In keeping with this aim, the Society is active in lobbying government decision-makers on issues relating to IT, seeking to help politicians and their staff to understand the applications and implications of emerging technologies in order to assist them in developing appropriate policies.
In recent years, ACS initiatives in this direction have included submissions and advice relating to issues ranging from Internet censorship and privacy legislation to e-commerce legislation and funding for IT education, to name just a few.
As part of an on-going program to raise awareness of the ACS and its activities within the Federal arena, the Society recently staged a cocktail function at Parliament House in Canberra, inviting politicians and staffers of all political persuasions.

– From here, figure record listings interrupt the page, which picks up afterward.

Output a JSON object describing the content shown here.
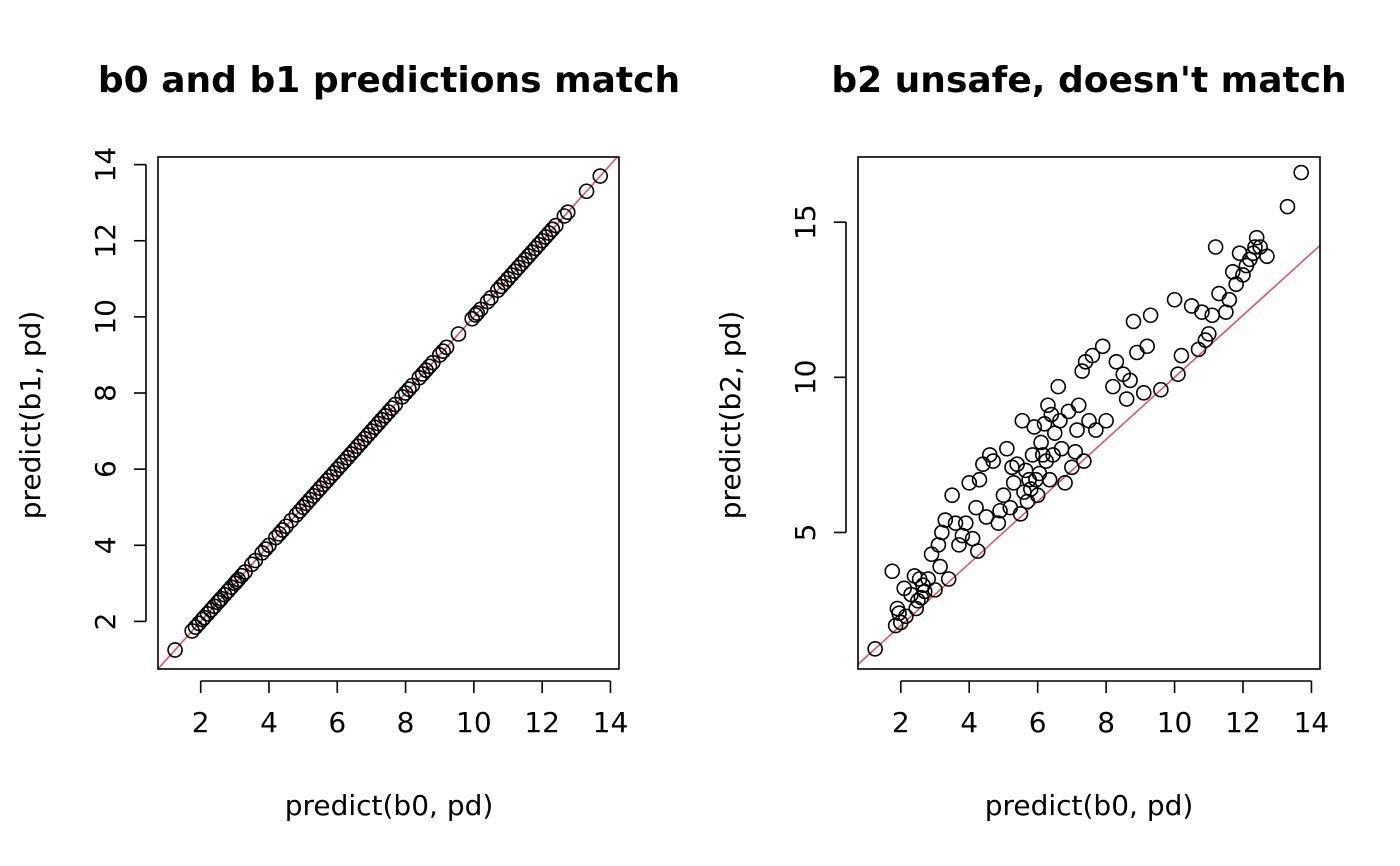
{
  "chart_data": [
    {
      "type": "scatter",
      "title": "b0 and b1 predictions match",
      "xlabel": "predict(b0, pd)",
      "ylabel": "predict(b1, pd)",
      "xlim": [
        0.75,
        14.25
      ],
      "ylim": [
        0.75,
        14.2
      ],
      "xticks": [
        2,
        4,
        6,
        8,
        10,
        12,
        14
      ],
      "yticks": [
        2,
        4,
        6,
        8,
        10,
        12,
        14
      ],
      "xtick_labels": [
        "2",
        "4",
        "6",
        "8",
        "10",
        "12",
        "14"
      ],
      "ytick_labels": [
        "2",
        "4",
        "6",
        "8",
        "10",
        "12",
        "14"
      ],
      "reference_line": {
        "intercept": 0,
        "slope": 1,
        "color": "#DF536B"
      },
      "point_style": "open-circle",
      "grid": false,
      "x": [
        1.25,
        1.75,
        1.85,
        1.95,
        2.05,
        2.1,
        2.2,
        2.3,
        2.4,
        2.5,
        2.55,
        2.6,
        2.7,
        2.8,
        2.9,
        3.0,
        3.05,
        3.1,
        3.2,
        3.3,
        3.5,
        3.6,
        3.8,
        3.9,
        4.0,
        4.2,
        4.3,
        4.4,
        4.5,
        4.65,
        4.8,
        4.9,
        5.0,
        5.1,
        5.2,
        5.3,
        5.4,
        5.5,
        5.6,
        5.7,
        5.8,
        5.9,
        6.0,
        6.1,
        6.2,
        6.3,
        6.4,
        6.5,
        6.6,
        6.7,
        6.8,
        6.9,
        7.0,
        7.1,
        7.2,
        7.3,
        7.4,
        7.5,
        7.6,
        7.7,
        7.9,
        8.0,
        8.1,
        8.2,
        8.4,
        8.5,
        8.6,
        8.7,
        8.8,
        9.0,
        9.1,
        9.2,
        9.55,
        9.95,
        10.05,
        10.1,
        10.2,
        10.4,
        10.5,
        10.7,
        10.8,
        10.9,
        11.0,
        11.1,
        11.2,
        11.3,
        11.4,
        11.5,
        11.6,
        11.7,
        11.8,
        11.9,
        12.0,
        12.1,
        12.2,
        12.3,
        12.4,
        12.65,
        12.75,
        13.3,
        13.7
      ],
      "y": [
        1.25,
        1.75,
        1.85,
        1.95,
        2.05,
        2.1,
        2.2,
        2.3,
        2.4,
        2.5,
        2.55,
        2.6,
        2.7,
        2.8,
        2.9,
        3.0,
        3.05,
        3.1,
        3.2,
        3.3,
        3.5,
        3.6,
        3.8,
        3.9,
        4.0,
        4.2,
        4.3,
        4.4,
        4.5,
        4.65,
        4.8,
        4.9,
        5.0,
        5.1,
        5.2,
        5.3,
        5.4,
        5.5,
        5.6,
        5.7,
        5.8,
        5.9,
        6.0,
        6.1,
        6.2,
        6.3,
        6.4,
        6.5,
        6.6,
        6.7,
        6.8,
        6.9,
        7.0,
        7.1,
        7.2,
        7.3,
        7.4,
        7.5,
        7.6,
        7.7,
        7.9,
        8.0,
        8.1,
        8.2,
        8.4,
        8.5,
        8.6,
        8.7,
        8.8,
        9.0,
        9.1,
        9.2,
        9.55,
        9.95,
        10.05,
        10.1,
        10.2,
        10.4,
        10.5,
        10.7,
        10.8,
        10.9,
        11.0,
        11.1,
        11.2,
        11.3,
        11.4,
        11.5,
        11.6,
        11.7,
        11.8,
        11.9,
        12.0,
        12.1,
        12.2,
        12.3,
        12.4,
        12.65,
        12.75,
        13.3,
        13.7
      ]
    },
    {
      "type": "scatter",
      "title": "b2 unsafe, doesn't match",
      "xlabel": "predict(b0, pd)",
      "ylabel": "predict(b2, pd)",
      "xlim": [
        0.75,
        14.25
      ],
      "ylim": [
        0.6,
        17.1
      ],
      "xticks": [
        2,
        4,
        6,
        8,
        10,
        12,
        14
      ],
      "yticks": [
        5,
        10,
        15
      ],
      "xtick_labels": [
        "2",
        "4",
        "6",
        "8",
        "10",
        "12",
        "14"
      ],
      "ytick_labels": [
        "5",
        "10",
        "15"
      ],
      "reference_line": {
        "intercept": 0,
        "slope": 1,
        "color": "#DF536B"
      },
      "point_style": "open-circle",
      "grid": false,
      "x": [
        1.25,
        1.75,
        1.85,
        1.9,
        1.95,
        2.0,
        2.1,
        2.15,
        2.3,
        2.4,
        2.45,
        2.5,
        2.55,
        2.6,
        2.65,
        2.7,
        2.8,
        2.9,
        3.0,
        3.1,
        3.15,
        3.2,
        3.3,
        3.4,
        3.5,
        3.6,
        3.7,
        3.8,
        3.9,
        4.0,
        4.1,
        4.2,
        4.25,
        4.3,
        4.4,
        4.5,
        4.6,
        4.7,
        4.85,
        4.9,
        5.0,
        5.1,
        5.2,
        5.25,
        5.3,
        5.4,
        5.5,
        5.55,
        5.6,
        5.65,
        5.7,
        5.75,
        5.8,
        5.85,
        5.9,
        5.95,
        6.0,
        6.05,
        6.1,
        6.15,
        6.2,
        6.25,
        6.3,
        6.35,
        6.4,
        6.45,
        6.5,
        6.6,
        6.65,
        6.7,
        6.8,
        6.9,
        7.0,
        7.1,
        7.15,
        7.2,
        7.3,
        7.35,
        7.4,
        7.5,
        7.6,
        7.7,
        7.9,
        8.0,
        8.2,
        8.3,
        8.5,
        8.6,
        8.7,
        8.8,
        8.9,
        9.1,
        9.2,
        9.3,
        9.6,
        10.0,
        10.1,
        10.2,
        10.5,
        10.7,
        10.8,
        10.9,
        11.0,
        11.1,
        11.2,
        11.3,
        11.5,
        11.6,
        11.7,
        11.8,
        11.9,
        12.0,
        12.1,
        12.2,
        12.3,
        12.35,
        12.4,
        12.5,
        12.7,
        13.3,
        13.7
      ],
      "y": [
        1.25,
        3.75,
        2.0,
        2.55,
        2.4,
        2.1,
        3.2,
        2.3,
        3.0,
        3.6,
        2.55,
        2.8,
        3.5,
        2.9,
        3.3,
        3.1,
        3.5,
        4.3,
        3.15,
        4.6,
        3.9,
        5.0,
        5.4,
        3.5,
        6.2,
        5.3,
        4.6,
        4.9,
        5.3,
        6.6,
        4.8,
        5.8,
        4.4,
        6.7,
        7.2,
        5.5,
        7.5,
        7.3,
        5.3,
        5.7,
        6.2,
        7.7,
        5.8,
        7.1,
        6.6,
        7.2,
        5.6,
        8.6,
        6.3,
        7.0,
        6.0,
        6.7,
        6.4,
        7.5,
        8.4,
        6.7,
        6.2,
        6.9,
        7.9,
        7.5,
        8.5,
        7.3,
        9.1,
        6.7,
        8.8,
        7.5,
        8.2,
        9.7,
        8.6,
        7.7,
        6.6,
        8.9,
        7.1,
        7.6,
        8.3,
        9.1,
        10.2,
        7.3,
        10.5,
        8.6,
        10.7,
        8.3,
        11.0,
        8.6,
        9.7,
        10.5,
        10.1,
        9.3,
        9.9,
        11.8,
        10.8,
        9.5,
        11.0,
        12.0,
        9.6,
        12.5,
        10.1,
        10.7,
        12.3,
        10.9,
        12.1,
        11.2,
        11.4,
        12.0,
        14.2,
        12.7,
        12.1,
        12.5,
        13.4,
        13.0,
        14.0,
        13.3,
        13.6,
        13.8,
        14.0,
        14.2,
        14.5,
        14.2,
        13.9,
        15.5,
        16.6
      ]
    }
  ]
}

The event, on 9th March, was timed to coincide with a two-day meeting in Canberra by the ACS National Council. It was well attended by ministers, decision-makers and executive staff representing a range of departments and portfolios, including Senator Richard Alston, Senator Marise Payne, Kate Lundy, Senator John Herron, Wilson Tuckey, Ross Cameron, Senator Alan Eggleston and ACT Chief Minister, Kate Carnell, amongst others.
The function provided the opportunity for the ACS to present our credentials and expertise as to where we might assist decision-makers up to speed on relevant issues.

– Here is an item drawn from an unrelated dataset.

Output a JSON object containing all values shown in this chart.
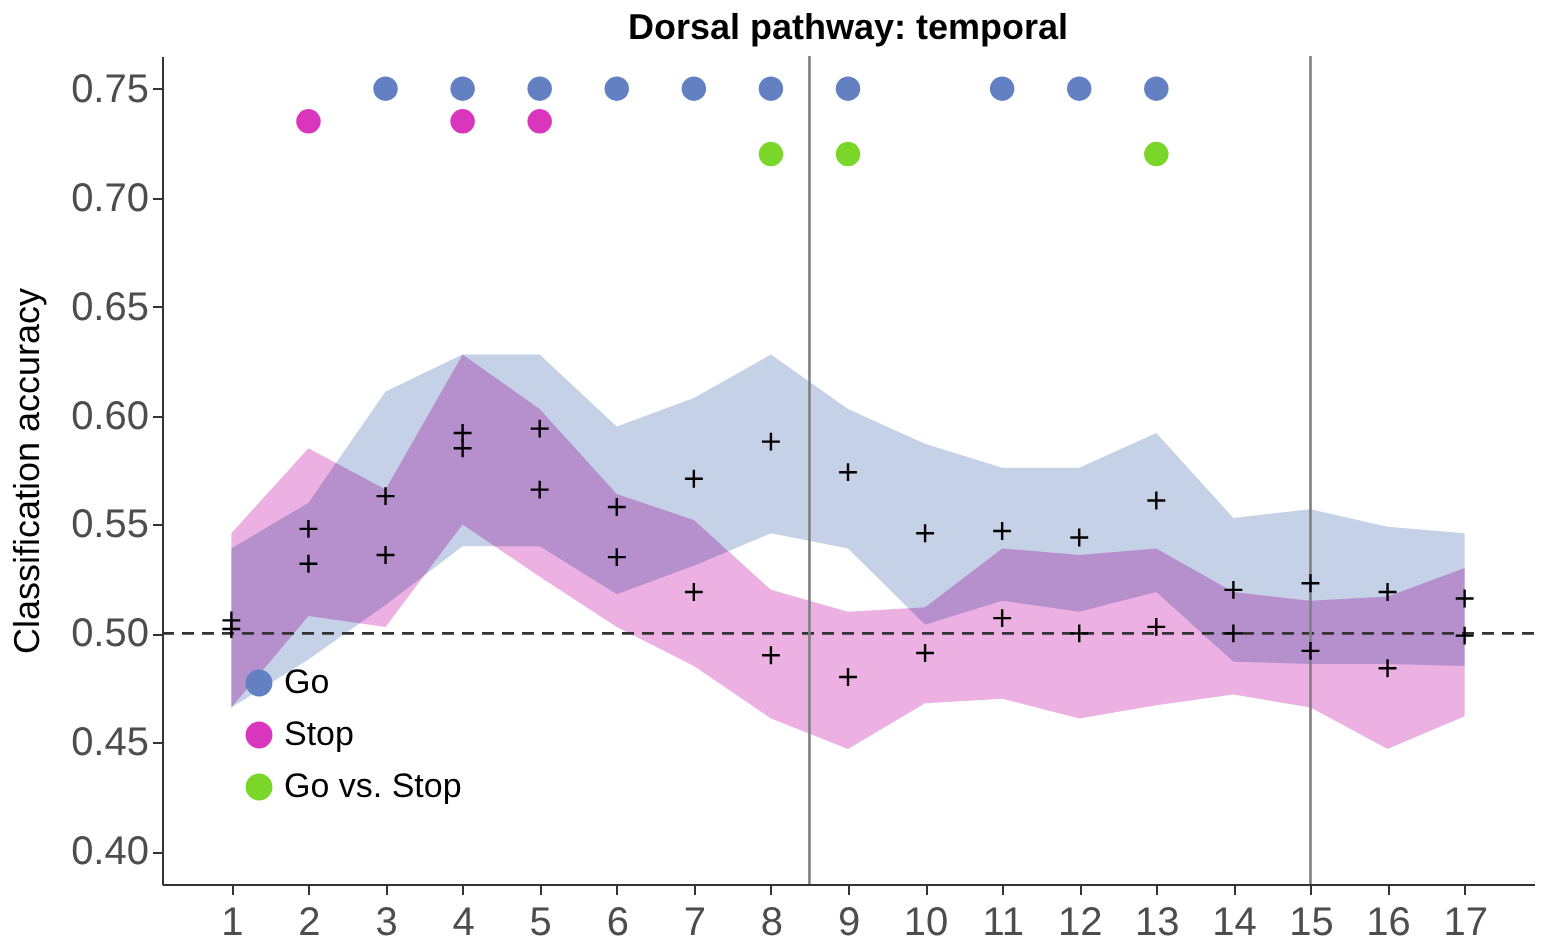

We recognised the steps being taken by many politicians to become more IT literate and encouraged all political representatives to stay abreast of the latest developments and fully understand the implications of emerging technologies about which they might be asked to make decisions.
The cocktails were sponsored by Senator Marise Payne, and proved to be extremely valuable in terms of strengthening existing contacts in Federal Parliament, with various ministers and senior advisers expressing their willingness for greater involvement by ACS representatives in the process of policy development.
The valuable role that the ACS can play as the professional society for the IT industry is being more recognised and appreciated in government circles.
The Canberra event was part of an on-going campaign to work more closely with government, not only at the federal level, but also in the various States and Territories.
The ACS has recently held extremely positive meetings with ministers in New South Wales and Queensland, and in coming weeks will meet with government representatives in Victoria, Tasmania and South Australia.
Once again, the aim of these discussions is to increase their understanding of who the ACS is and our role within the IT industry, reinforcing our commitment to assist policy-makers with unbiased industry advice and expertise.
Another encouraging outcome of these and other discussions has been the identification of various opportunities for government departments to introduce the International Computer Driving Licence (ICDL) as a standard for measuring computer literacy and competence.
A number of departments at both Federal and State level have requested more information about the ICDL and are considering implementing this internationally recognised qualification.
The Society's newly acquired status as a member of the Australian Council of Professions has served to reinforce our position with government representatives and we've seen increasing interest in our Professional Recognition Program.
This scheme encourages employers to express a preference for ACS Members when employing IT professionals and/or fund ACS membership subscription for eligible IT&T employees as a standard employment benefit.
We encourage all ACS members who work in the government, private and academic arenas to look for opportunities to promote the benefits of membership to other IT professionals, as well as offering the Society's assistance in matters of policy-development pertaining to IT.